New Zealand's proposal to freeze tobacco taxes faces strong opposition

New Zealand's proposal to freeze tobacco taxes faces strong opposition

A proposal to freeze tobacco excise taxes for three years has sparked a backlash in New Zealand, Radio New Zealand reports.

Deputy Health Minister Casey Costello has come under fierce political fire after suggesting a temporary halt to tobacco tax increases, taking into account the socio-economic background of smokers.

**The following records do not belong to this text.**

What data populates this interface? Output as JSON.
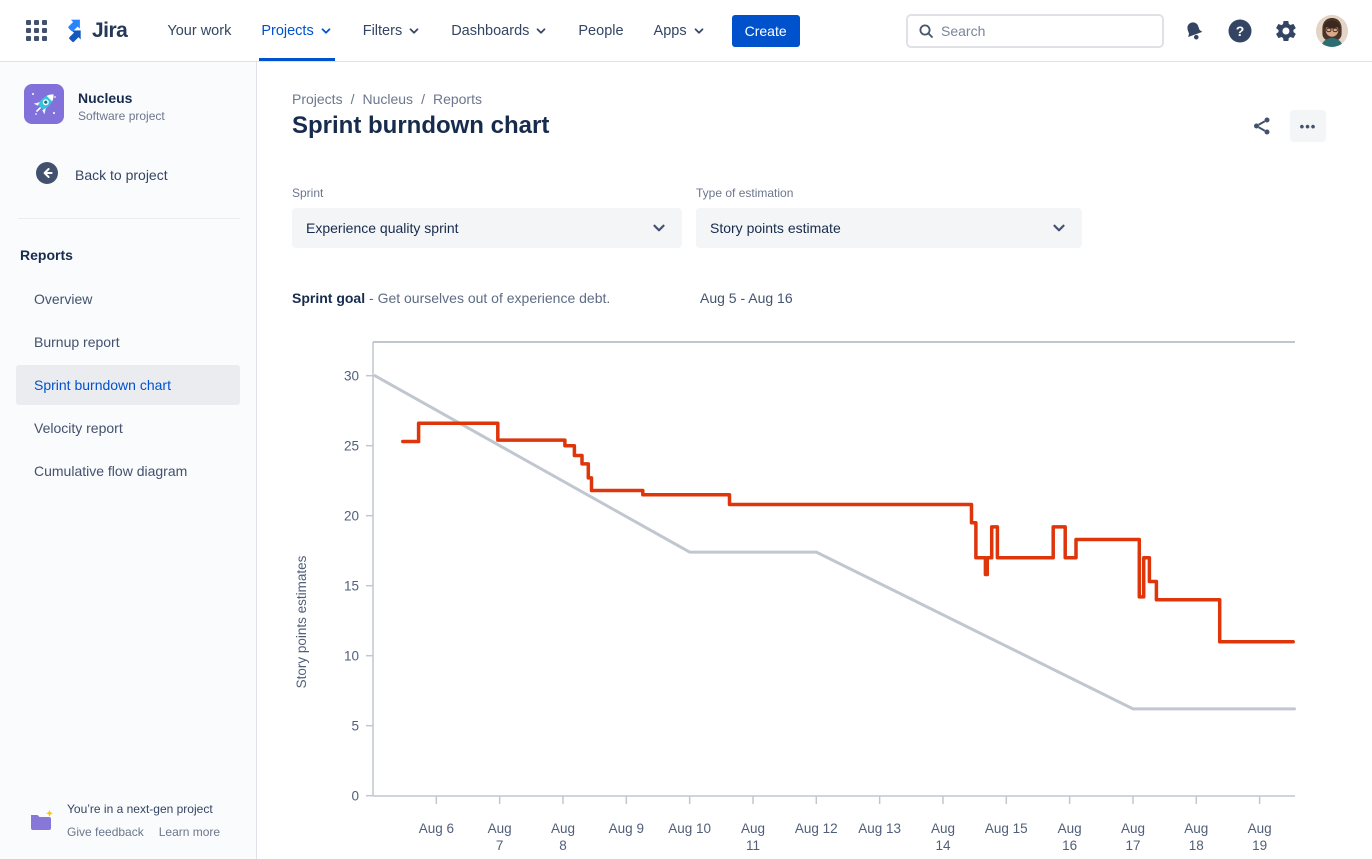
{
  "colors": {
    "accent": "#0052CC",
    "burndown_red": "#DE350B",
    "guideline_gray": "#C1C7D0"
  },
  "navbar": {
    "logo_text": "Jira",
    "nav_items": [
      {
        "label": "Your work"
      },
      {
        "label": "Projects"
      },
      {
        "label": "Filters"
      },
      {
        "label": "Dashboards"
      },
      {
        "label": "People"
      },
      {
        "label": "Apps"
      }
    ],
    "create_label": "Create",
    "search_placeholder": "Search",
    "help_glyph": "?"
  },
  "sidebar": {
    "project_name": "Nucleus",
    "project_type": "Software project",
    "back_label": "Back to project",
    "section_title": "Reports",
    "items": [
      {
        "label": "Overview"
      },
      {
        "label": "Burnup report"
      },
      {
        "label": "Sprint burndown chart"
      },
      {
        "label": "Velocity report"
      },
      {
        "label": "Cumulative flow diagram"
      }
    ],
    "footer": {
      "message": "You’re in a next-gen project",
      "links": [
        "Give feedback",
        "Learn more"
      ]
    }
  },
  "main": {
    "breadcrumb": {
      "items": [
        "Projects",
        "Nucleus",
        "Reports"
      ],
      "separator": "/"
    },
    "title": "Sprint burndown chart",
    "actions": {
      "more_label": "•••"
    },
    "filters": [
      {
        "label": "Sprint",
        "value": "Experience quality sprint"
      },
      {
        "label": "Type of estimation",
        "value": "Story points estimate"
      }
    ],
    "sprint_goal_label": "Sprint goal",
    "sprint_goal_text": "- Get ourselves out of experience debt.",
    "date_range": "Aug 5 - Aug 16"
  },
  "chart_data": {
    "type": "line",
    "ylabel": "Story points estimates",
    "ylim": [
      0,
      30
    ],
    "y_ticks": [
      0,
      5,
      10,
      15,
      20,
      25,
      30
    ],
    "x_unit": "day of August",
    "x_ticks": [
      {
        "day": 6,
        "label": "Aug 6",
        "wrap": false
      },
      {
        "day": 7,
        "label": "Aug 7",
        "wrap": true
      },
      {
        "day": 8,
        "label": "Aug 8",
        "wrap": true
      },
      {
        "day": 9,
        "label": "Aug 9",
        "wrap": false
      },
      {
        "day": 10,
        "label": "Aug 10",
        "wrap": false
      },
      {
        "day": 11,
        "label": "Aug 11",
        "wrap": true
      },
      {
        "day": 12,
        "label": "Aug 12",
        "wrap": false
      },
      {
        "day": 13,
        "label": "Aug 13",
        "wrap": false
      },
      {
        "day": 14,
        "label": "Aug 14",
        "wrap": true
      },
      {
        "day": 15,
        "label": "Aug 15",
        "wrap": false
      },
      {
        "day": 16,
        "label": "Aug 16",
        "wrap": true
      },
      {
        "day": 17,
        "label": "Aug 17",
        "wrap": true
      },
      {
        "day": 18,
        "label": "Aug 18",
        "wrap": true
      },
      {
        "day": 19,
        "label": "Aug 19",
        "wrap": true
      }
    ],
    "legend": "off",
    "grid": "off",
    "series": [
      {
        "name": "Guideline",
        "color": "#C1C7D0",
        "width": 3,
        "points": [
          [
            5.03,
            30
          ],
          [
            10,
            17.4
          ],
          [
            12,
            17.4
          ],
          [
            17,
            6.2
          ],
          [
            19.55,
            6.2
          ]
        ]
      },
      {
        "name": "Remaining work",
        "color": "#DE350B",
        "width": 3.5,
        "points": [
          [
            5.47,
            25.3
          ],
          [
            5.72,
            25.3
          ],
          [
            5.72,
            26.6
          ],
          [
            6.97,
            26.6
          ],
          [
            6.97,
            25.4
          ],
          [
            8.03,
            25.4
          ],
          [
            8.03,
            25
          ],
          [
            8.18,
            25
          ],
          [
            8.18,
            24.3
          ],
          [
            8.3,
            24.3
          ],
          [
            8.3,
            23.7
          ],
          [
            8.4,
            23.7
          ],
          [
            8.4,
            22.7
          ],
          [
            8.45,
            22.7
          ],
          [
            8.45,
            21.8
          ],
          [
            9.26,
            21.8
          ],
          [
            9.26,
            21.5
          ],
          [
            10.63,
            21.5
          ],
          [
            10.63,
            20.8
          ],
          [
            14.45,
            20.8
          ],
          [
            14.45,
            19.5
          ],
          [
            14.52,
            19.5
          ],
          [
            14.52,
            17
          ],
          [
            14.67,
            17
          ],
          [
            14.67,
            15.8
          ],
          [
            14.7,
            15.8
          ],
          [
            14.7,
            17
          ],
          [
            14.77,
            17
          ],
          [
            14.77,
            19.2
          ],
          [
            14.86,
            19.2
          ],
          [
            14.86,
            17
          ],
          [
            15.74,
            17
          ],
          [
            15.74,
            19.2
          ],
          [
            15.93,
            19.2
          ],
          [
            15.93,
            17
          ],
          [
            16.1,
            17
          ],
          [
            16.1,
            18.3
          ],
          [
            17.1,
            18.3
          ],
          [
            17.1,
            14.2
          ],
          [
            17.17,
            14.2
          ],
          [
            17.17,
            17
          ],
          [
            17.26,
            17
          ],
          [
            17.26,
            15.3
          ],
          [
            17.37,
            15.3
          ],
          [
            17.37,
            14
          ],
          [
            18.37,
            14
          ],
          [
            18.37,
            11
          ],
          [
            19.53,
            11
          ]
        ]
      }
    ]
  }
}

Smokers tend to have lower wages than the average person.

Australian Health Alliance co-chairman Boyd Swinburne said the move would make tobacco products more accessible.

"Costello's proposal to freeze inflation-adjusted excise taxes for three years essentially means tobacco will become relatively cheaper over the next three years because it won't keep pace with other inflation," he said.

Swinburne called on British Prime Minister Christopher Luxon to take action.

“Given that all of Costello’s proposed policies support the tobacco industry’s stance, the Health Alliance is calling for her to be removed from her position as Deputy Minister of Health.”

Ben Youden, director of Action Against Smoking and Health, said Costello's proposal didn't make much sense.

"Given the Finance Minister said last year that tobacco tax was an important revenue source, it seems odd that a freeze on excise duty would be on the agenda."

Asthma and Respiratory Foundation New Zealand chief executive Letitia Harding called Costello's proposal "outrageous", adding it amounted to another victory for the tobacco industry.

The current coalition government has been criticized for its tobacco-friendly policies. One of the first actions after coming to power in late 2023 will be to repeal the country's controversial generational tobacco ban.